INTERVENÇÃO DO HOMEM SOBRE A NATUREZA
O Professor Daniel Serrão começou por salientar que a Bioética é uma noção que se espalhou pelo mundo, chegando rapidamente a Portugal, constituindo uma preocupação mais do âmbito da sociedade civil do que dos governantes.
Quais as suas origens?
As investigações da segunda metade do nosso século tornaram possível a capacidade de intervenção dos cientistas nos sistemas biológicos (plantas e animais).
Esta possibilidade fez nascer uma primeira nova ciência – a ECOLOGIA – que apareceu quando o homem começou a preocupar-se com a sua intervenção sobre a Natureza (na produção em série de batata, trigo, leite, entre outras).
Começou-se então a considerar que esta intervenção poderia ser prejudicial, e os problemas da natureza inquietam o homem quando o seu equilíbrio é comprometido.
Todo o processo da vida resultou do mecanismo da adaptação. Os seres sobrevivem se se adaptam ao meio ambiente, e perecem quando essa adaptação falha. Daí nem sempre ser producente pretender manter vivos seres que não podem viver (é esta por vezes a falha das posições ecologistas).
No entanto, o que levou ao avanço da Bioética foi o facto de se começar a aplicar as técnicas de intervenção no próprio homem (e temos os exemplos do bebé proveta e o da transplantação de tecidos).
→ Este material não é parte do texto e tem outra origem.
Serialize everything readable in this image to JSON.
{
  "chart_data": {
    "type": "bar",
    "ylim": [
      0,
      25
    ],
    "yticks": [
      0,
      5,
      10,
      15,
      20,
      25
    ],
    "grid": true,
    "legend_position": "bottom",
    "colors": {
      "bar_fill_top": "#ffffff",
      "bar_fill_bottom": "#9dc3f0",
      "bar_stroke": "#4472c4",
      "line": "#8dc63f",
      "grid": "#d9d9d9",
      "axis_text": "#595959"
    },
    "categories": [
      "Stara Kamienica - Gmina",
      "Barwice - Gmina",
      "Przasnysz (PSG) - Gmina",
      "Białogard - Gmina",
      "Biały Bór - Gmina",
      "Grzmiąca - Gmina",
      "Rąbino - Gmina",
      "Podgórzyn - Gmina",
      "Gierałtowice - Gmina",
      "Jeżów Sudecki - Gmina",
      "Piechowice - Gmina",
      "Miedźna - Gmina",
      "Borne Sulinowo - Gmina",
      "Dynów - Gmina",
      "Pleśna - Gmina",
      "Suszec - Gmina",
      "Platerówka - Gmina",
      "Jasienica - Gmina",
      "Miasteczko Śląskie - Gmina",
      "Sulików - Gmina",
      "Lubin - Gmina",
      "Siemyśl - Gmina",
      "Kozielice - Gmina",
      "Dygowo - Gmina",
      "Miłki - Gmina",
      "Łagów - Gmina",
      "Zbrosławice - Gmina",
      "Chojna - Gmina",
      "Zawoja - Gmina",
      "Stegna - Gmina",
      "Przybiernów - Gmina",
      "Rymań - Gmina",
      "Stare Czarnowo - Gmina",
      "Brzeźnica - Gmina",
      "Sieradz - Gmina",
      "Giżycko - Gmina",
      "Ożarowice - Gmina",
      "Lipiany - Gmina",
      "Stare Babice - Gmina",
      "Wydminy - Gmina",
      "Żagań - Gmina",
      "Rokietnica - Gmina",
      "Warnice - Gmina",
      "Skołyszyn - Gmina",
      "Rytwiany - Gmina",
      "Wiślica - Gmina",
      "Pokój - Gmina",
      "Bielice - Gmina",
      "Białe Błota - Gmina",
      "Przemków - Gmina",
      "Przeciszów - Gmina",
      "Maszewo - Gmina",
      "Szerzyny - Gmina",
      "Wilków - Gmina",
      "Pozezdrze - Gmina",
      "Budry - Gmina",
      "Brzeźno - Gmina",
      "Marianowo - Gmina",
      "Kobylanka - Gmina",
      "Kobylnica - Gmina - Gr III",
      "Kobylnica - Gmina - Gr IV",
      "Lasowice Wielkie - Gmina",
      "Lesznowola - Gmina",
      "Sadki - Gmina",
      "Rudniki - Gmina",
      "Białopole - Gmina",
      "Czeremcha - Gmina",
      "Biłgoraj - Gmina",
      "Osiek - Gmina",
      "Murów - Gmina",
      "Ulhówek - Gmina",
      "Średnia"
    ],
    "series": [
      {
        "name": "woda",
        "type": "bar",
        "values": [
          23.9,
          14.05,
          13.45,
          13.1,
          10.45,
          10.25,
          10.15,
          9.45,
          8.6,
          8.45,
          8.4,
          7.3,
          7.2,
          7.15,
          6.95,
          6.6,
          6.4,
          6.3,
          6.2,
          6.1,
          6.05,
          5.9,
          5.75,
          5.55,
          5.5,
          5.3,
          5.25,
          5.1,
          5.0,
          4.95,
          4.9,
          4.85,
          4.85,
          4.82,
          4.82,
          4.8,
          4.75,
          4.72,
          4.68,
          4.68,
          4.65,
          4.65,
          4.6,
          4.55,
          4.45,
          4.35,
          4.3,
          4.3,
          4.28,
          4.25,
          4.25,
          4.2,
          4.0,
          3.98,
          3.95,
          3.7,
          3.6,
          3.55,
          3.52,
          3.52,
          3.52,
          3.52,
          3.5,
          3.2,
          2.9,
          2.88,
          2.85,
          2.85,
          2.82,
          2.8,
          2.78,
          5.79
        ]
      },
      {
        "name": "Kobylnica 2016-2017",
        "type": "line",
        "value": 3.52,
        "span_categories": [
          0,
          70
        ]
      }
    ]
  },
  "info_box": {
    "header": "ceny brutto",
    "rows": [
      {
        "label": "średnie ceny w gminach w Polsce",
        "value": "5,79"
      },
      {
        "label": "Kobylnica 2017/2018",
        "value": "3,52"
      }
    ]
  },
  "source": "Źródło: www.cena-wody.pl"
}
Tal situação originou problemas de natureza ética.
Ora a Ética, segundo o Professor Dr. Daniel Serrão, é uma categoria do pensamento (tal como a lógica), que leva a avaliar as situações segundo valores. E os valores não são absolutamente bons nem absolutamente maus, daí que a sua utilização não seja igual, e tomar decisões segundo valores estabelecidos pode provocar complexos casos de consciência.
Como não somos um, mas milhões de seres, os valores éticos devem ser definidos pela maioria das pessoas, o que constitui, à partida, um imperativo ético.
De acordo com o Dr. Daniel Serrão, as sociedades mudam, bem como mudam as pessoas, e essas mudanças vão do universo ético ao universo do Direito transformando-o em norma jurídica. Na Bioética a norma religiosa não tem cabimento, pois ela vai buscar o seu fundamento fora do homem, e quando a norma religiosa se transforma em norma jurídica, temos aqui uma perversão profunda (tal como o é o fundamentalismo islâmico).
Para o Dr. Daniel Serrão, a morte do homem pelo homem não se justifica. Então como modificar essa perversão de valores? Pela reconversão através do sistema educativo.
PENSAR EM TERMOS DOS VALORES DA HUMANIDADE
Um terceiro ponto focado pelo Dr. Daniel Serrão e que levou ao desenvolvimento da Bioética foi o de que as tecnologias avançadas no campo da Ciência Biológica estão hoje à disposição dos próprios médicos, e isso começa a assustar as pessoas.
Os médicos (incluindo os veterinários) têm nas mãos o poder de transformar os sistemas biológicos do homem (e também de todos outros animais) daí ser necessário que os profissionais tenham regras fixas de deontologia e possam ser responsabilizados pelas suas intervenções nesse campo.
O conjunto dos três pontos já referidos criou a Bioética que nasceu em 1970, o que conduz à necessidade de uma nova disciplina que aprofunde o conhecimento da Biologia e faça pensar estes problemas sob uma perspectiva de reflexão ético-cultural.
NOVO HUMANISMO BASEADO NA SOLIDARIEDADE
A Bioética, ainda de acordo com o Dr. Daniel Serrão, não tem fundamento jurídico, nem religioso. Onde se poderá encontrar então o seu fundamento?
Em primeiro lugar, o homem é um animal cuja evolução nos trouxe desde os antropóides (de há 600 mil anos atrás) até aos nossos dias, sendo que a inteligência reflexiva existente nos homens os distingue de todos os outros animais, igualmente inteligentes.
A Ética nasce então, quando reconhecemos que os outros são exactamente iguais a nós.
O Novo Humanismo deverá ser o da Solidariedade Humana, condição única que poderá levar à sobrevivência da Humanidade. Por conseguinte, o primeiro princípio da Bioética é o do respeito pela própria estrutura biológica de cada ser vivo.